DB load shifting Design
When the traffic volume suddenly increases, the abnormal peak value will have a great impact on the system performance, and even drag the system down. we can avoid this by designing the peak shifting design.
Problems, so that the system can process requests in the optimal performance. For example, the maximum number of requests allowed by the queue design is equal
Database session controls the maximum amount of concurrent processing in the database, so that the database works at the best performance
Efficient use of nosql Databases
Nosql databases are highly effective in dealing with KV environments. to efficiently use nosql databases and reduce access to RDBMS storage databases, you can
Uses RDBMS to actively push changed data to the nosql database. The application master reads nosql and times out to read nosql back-end storage RDBMS.

 

 

 

--- End -----

 

Contact Us

The content source of this page is from Internet, which doesn't represent Alibaba Cloud's opinion; products and services mentioned on that page don't have any relationship with Alibaba Cloud. If the content of the page makes you feel confusing, please write us an email, we will handle the problem within 5 days after receiving your email.

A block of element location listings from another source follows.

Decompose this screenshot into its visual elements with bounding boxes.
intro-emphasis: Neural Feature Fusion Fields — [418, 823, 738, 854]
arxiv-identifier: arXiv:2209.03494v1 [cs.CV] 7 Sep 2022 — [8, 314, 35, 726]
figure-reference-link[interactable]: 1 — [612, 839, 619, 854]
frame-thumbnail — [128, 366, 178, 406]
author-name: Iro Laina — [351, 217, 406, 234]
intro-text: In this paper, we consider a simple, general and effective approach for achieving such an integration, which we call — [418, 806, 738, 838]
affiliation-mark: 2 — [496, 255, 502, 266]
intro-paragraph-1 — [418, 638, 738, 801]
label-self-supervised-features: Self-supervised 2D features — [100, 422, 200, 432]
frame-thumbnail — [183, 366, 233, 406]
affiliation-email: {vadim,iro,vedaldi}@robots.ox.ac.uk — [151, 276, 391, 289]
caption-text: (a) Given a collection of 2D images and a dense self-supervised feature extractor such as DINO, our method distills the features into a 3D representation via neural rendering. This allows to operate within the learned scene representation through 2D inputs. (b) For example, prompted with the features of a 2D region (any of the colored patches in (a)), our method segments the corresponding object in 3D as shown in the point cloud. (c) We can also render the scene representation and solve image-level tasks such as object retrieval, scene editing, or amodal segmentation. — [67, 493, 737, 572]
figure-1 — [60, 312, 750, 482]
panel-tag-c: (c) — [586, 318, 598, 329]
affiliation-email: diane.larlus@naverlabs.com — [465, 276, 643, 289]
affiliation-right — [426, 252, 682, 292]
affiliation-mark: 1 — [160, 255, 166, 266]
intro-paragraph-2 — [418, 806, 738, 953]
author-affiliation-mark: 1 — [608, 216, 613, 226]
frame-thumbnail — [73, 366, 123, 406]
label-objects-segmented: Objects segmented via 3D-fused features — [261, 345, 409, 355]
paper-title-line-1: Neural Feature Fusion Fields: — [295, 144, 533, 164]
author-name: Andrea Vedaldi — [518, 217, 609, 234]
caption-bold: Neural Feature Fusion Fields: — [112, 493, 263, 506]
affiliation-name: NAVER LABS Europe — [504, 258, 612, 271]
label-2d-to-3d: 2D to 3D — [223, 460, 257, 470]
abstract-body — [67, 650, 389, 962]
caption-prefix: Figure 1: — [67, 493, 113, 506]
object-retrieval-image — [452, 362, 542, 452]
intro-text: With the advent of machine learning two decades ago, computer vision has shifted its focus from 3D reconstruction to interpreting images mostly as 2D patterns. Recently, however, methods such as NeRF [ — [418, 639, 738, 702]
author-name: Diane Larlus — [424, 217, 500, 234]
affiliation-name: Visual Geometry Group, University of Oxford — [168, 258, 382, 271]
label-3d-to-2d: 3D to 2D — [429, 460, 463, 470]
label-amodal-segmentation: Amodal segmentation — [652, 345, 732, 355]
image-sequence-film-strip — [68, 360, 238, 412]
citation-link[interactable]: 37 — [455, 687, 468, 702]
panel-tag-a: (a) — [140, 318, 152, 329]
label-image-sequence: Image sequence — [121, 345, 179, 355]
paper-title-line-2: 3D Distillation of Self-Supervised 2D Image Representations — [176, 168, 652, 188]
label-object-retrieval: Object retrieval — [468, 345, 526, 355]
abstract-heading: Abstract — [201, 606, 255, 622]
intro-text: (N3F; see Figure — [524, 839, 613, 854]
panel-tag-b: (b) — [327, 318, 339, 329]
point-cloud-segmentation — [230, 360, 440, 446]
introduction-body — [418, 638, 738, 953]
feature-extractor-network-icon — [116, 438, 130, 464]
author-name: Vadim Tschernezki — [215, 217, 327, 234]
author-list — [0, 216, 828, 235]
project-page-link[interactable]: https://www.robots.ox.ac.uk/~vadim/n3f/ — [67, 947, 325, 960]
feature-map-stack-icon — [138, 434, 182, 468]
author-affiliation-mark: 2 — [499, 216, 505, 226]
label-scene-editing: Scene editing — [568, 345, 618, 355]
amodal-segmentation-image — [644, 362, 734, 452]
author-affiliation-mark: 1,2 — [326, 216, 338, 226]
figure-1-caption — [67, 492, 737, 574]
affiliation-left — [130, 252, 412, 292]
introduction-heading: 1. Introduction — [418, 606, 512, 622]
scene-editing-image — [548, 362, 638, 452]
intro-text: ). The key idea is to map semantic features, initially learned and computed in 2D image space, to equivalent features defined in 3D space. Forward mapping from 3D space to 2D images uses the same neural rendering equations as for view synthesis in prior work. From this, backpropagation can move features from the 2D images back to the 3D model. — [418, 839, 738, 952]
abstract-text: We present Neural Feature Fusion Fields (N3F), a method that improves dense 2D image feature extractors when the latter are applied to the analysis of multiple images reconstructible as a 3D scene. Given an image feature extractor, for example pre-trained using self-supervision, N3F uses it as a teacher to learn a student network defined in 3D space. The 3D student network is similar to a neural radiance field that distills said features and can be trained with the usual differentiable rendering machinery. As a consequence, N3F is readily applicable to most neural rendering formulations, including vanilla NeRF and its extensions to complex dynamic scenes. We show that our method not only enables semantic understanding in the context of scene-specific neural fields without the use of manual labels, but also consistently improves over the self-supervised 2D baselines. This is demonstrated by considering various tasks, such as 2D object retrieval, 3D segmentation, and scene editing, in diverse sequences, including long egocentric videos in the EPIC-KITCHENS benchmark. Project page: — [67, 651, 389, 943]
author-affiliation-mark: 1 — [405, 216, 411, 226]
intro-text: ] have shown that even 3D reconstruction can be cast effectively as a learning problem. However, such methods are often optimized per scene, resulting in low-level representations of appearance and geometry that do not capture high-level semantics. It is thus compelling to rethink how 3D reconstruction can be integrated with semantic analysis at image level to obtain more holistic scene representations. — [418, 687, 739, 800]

If you find any instances of plagiarism from the community, please send an email to: info-contact@alibabacloud.com and provide relevant evidence. A staff member will contact you within 5 working days.

A Free Trial That Lets You Build Big!

Start building with 50+ products and up to 12 months usage for Elastic Compute Service

  • Sales Support

    1 on 1 presale consultation

  • After-Sales Support

    24/7 Technical Support 6 Free Tickets per Quarter Faster Response

  • Alibaba Cloud offers highly flexible support services tailored to meet your exact needs.